人々の声からは助け合いのコミュニティが生き残っていることがわかります。他方、異口同音に身の回りで薬物依存の人々の割合が高いと語っています。貧困問題と薬物問題を抱え、ニュースによく出てくる知名度が高い地域ですが、そこで生活する人々の生の声を聞くことは少なく、貴重な動画です。奇をてらわずそこに暮らす人々の語りに耳を傾けるピーターの技量がこの動画を価値のあるものにしています。

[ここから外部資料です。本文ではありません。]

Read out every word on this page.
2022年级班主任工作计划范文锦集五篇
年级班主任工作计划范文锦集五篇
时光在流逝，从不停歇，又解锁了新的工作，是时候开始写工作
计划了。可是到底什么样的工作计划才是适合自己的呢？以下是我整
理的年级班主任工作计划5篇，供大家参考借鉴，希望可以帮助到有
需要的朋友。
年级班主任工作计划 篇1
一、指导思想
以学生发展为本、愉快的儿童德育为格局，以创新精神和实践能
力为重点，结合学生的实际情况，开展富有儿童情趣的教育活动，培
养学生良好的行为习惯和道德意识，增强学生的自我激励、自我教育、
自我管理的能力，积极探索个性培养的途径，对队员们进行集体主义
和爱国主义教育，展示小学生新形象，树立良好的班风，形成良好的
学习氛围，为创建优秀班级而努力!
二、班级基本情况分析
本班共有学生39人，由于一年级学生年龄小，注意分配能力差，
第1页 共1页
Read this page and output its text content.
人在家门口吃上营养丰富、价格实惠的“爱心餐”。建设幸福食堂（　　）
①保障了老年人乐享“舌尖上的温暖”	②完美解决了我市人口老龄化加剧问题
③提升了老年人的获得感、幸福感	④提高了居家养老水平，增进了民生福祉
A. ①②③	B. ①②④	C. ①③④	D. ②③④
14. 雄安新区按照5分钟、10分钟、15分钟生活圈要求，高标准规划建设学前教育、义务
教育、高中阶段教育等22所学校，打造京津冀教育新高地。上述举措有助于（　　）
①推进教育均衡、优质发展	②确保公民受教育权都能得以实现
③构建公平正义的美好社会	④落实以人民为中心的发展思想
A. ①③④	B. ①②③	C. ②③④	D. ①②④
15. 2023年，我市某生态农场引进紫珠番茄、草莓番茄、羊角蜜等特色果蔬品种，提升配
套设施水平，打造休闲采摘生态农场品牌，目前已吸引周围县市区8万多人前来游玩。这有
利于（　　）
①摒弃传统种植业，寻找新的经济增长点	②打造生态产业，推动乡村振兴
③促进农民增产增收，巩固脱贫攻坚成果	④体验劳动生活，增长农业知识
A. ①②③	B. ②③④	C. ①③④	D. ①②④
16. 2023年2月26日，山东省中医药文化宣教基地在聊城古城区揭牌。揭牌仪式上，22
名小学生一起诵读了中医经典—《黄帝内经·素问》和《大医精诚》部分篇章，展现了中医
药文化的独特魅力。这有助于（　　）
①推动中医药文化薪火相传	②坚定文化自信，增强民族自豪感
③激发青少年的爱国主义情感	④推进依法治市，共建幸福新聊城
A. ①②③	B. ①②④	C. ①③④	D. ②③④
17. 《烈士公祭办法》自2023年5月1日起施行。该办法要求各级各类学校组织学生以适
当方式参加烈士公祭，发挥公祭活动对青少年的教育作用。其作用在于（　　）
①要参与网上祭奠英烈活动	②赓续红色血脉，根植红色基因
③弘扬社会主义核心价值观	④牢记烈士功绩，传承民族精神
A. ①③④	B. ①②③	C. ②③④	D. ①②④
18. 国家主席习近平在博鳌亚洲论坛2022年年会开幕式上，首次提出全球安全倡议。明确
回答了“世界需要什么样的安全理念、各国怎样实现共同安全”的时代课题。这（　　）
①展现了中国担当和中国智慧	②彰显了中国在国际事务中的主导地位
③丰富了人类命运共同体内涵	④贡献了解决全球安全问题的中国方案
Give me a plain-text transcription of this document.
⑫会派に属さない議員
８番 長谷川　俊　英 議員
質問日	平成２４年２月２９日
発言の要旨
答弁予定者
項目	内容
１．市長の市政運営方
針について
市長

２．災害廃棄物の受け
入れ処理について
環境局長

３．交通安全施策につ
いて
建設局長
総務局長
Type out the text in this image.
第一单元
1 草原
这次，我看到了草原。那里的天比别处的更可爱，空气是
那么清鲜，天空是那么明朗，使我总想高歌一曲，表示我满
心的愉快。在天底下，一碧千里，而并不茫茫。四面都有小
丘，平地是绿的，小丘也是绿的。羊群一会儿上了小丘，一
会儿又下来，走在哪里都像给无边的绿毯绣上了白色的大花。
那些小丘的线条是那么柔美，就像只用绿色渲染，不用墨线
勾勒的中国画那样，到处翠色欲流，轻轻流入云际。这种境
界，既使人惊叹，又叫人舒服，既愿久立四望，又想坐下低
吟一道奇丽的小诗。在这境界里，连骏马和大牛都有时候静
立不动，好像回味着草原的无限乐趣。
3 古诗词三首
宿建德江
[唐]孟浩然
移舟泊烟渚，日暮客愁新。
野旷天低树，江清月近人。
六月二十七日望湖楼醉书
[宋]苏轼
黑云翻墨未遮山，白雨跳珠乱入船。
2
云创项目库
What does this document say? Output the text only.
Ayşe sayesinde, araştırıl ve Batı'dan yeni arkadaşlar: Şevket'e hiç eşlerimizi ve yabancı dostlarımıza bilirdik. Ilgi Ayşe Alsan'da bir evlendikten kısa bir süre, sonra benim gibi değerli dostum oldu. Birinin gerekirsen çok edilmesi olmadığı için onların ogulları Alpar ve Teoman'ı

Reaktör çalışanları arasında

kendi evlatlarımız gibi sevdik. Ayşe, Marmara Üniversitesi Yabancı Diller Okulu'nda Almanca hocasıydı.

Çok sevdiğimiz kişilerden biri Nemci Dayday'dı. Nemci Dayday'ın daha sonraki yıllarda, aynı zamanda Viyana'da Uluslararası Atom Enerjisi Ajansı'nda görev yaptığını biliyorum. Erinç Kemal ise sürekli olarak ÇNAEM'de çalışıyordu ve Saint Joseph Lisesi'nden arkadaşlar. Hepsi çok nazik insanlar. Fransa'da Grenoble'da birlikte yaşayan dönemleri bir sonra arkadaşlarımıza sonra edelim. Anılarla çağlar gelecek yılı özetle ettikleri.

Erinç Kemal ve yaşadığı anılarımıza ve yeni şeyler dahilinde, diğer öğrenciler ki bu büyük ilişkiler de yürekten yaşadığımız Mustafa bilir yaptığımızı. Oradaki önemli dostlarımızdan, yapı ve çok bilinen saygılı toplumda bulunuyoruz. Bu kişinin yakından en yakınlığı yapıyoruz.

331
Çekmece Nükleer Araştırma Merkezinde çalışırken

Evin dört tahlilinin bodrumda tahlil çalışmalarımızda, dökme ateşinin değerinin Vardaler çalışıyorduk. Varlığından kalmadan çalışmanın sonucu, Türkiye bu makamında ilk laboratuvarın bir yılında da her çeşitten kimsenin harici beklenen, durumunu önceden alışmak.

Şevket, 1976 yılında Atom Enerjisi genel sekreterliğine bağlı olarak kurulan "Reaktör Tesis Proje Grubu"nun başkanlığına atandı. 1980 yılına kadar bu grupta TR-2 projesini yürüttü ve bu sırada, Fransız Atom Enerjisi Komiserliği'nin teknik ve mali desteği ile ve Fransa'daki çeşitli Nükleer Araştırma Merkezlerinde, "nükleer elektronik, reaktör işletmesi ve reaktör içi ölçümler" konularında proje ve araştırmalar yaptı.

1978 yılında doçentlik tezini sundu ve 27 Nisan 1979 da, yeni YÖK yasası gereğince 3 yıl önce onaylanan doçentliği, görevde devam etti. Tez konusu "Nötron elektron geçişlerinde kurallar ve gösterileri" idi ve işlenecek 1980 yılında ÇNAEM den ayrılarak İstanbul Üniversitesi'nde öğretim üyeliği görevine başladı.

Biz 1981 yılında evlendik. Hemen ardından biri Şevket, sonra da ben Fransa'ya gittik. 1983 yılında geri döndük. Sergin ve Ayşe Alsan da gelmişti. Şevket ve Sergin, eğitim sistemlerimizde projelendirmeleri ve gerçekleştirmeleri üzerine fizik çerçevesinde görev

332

再生回数は執筆時点で1200万回で、これまでのピーターの動画の中でもかなり高い方です。登録者数も着実に伸ばしてきたものの、この一ヶ月で急加速しています。Twitchストリーマーのハサン・パイカー(Hasan Piker)が取り上げ、Redditでも話題になっています。
米国で社会的に注目が集まっている題材であるためか、議論が沸騰しています。ピーターのSNSコメント欄には、脱石炭を推進した民主党が悪い、貧困問題を放置した共和党が悪い、その土地に留まっている人が悪い……などの意見から、大手メディアがこれまでしてこなかった方法で人々の声を紹介しているピーターを褒める意見まで投稿されています。
コメント欄が問題視しているのはCNNやFOXなどの大手メディアがこの地域の人々を視聴率を集めるための「ニュースのネタ」としか扱っていなかったことです。ふだん大手メディアが取り上げない人々を茶化し半分で取り上げていたアンドリュー・キャラハンのChannel 5ですら真摯なジャーナリズムだとファンは呼んでしまうぐらいなので、メディア不信が根深いことがよくわかります。しかし大手メディアと同様に、コメントをしている視聴者たちも自分の政治的主張のために彼らを使っているようにも見えます。
地域の住民がニュースや統計の数字ではなく一人一人の人間なのだとわかります。住民にとって必要な対策がなされるとよいのですが、それが何なのかは合意を得るのは難しいだろうことも動画から感じ取れます。
コミュニティで支え合うのは素晴らしいことですが、それは公的な仕組みが乏しく、公的な仕組みを作る機運も乏しいことの裏返しでもあります。産業が衰退した後に住み続ける人々には何が必要なのか考えさせられます。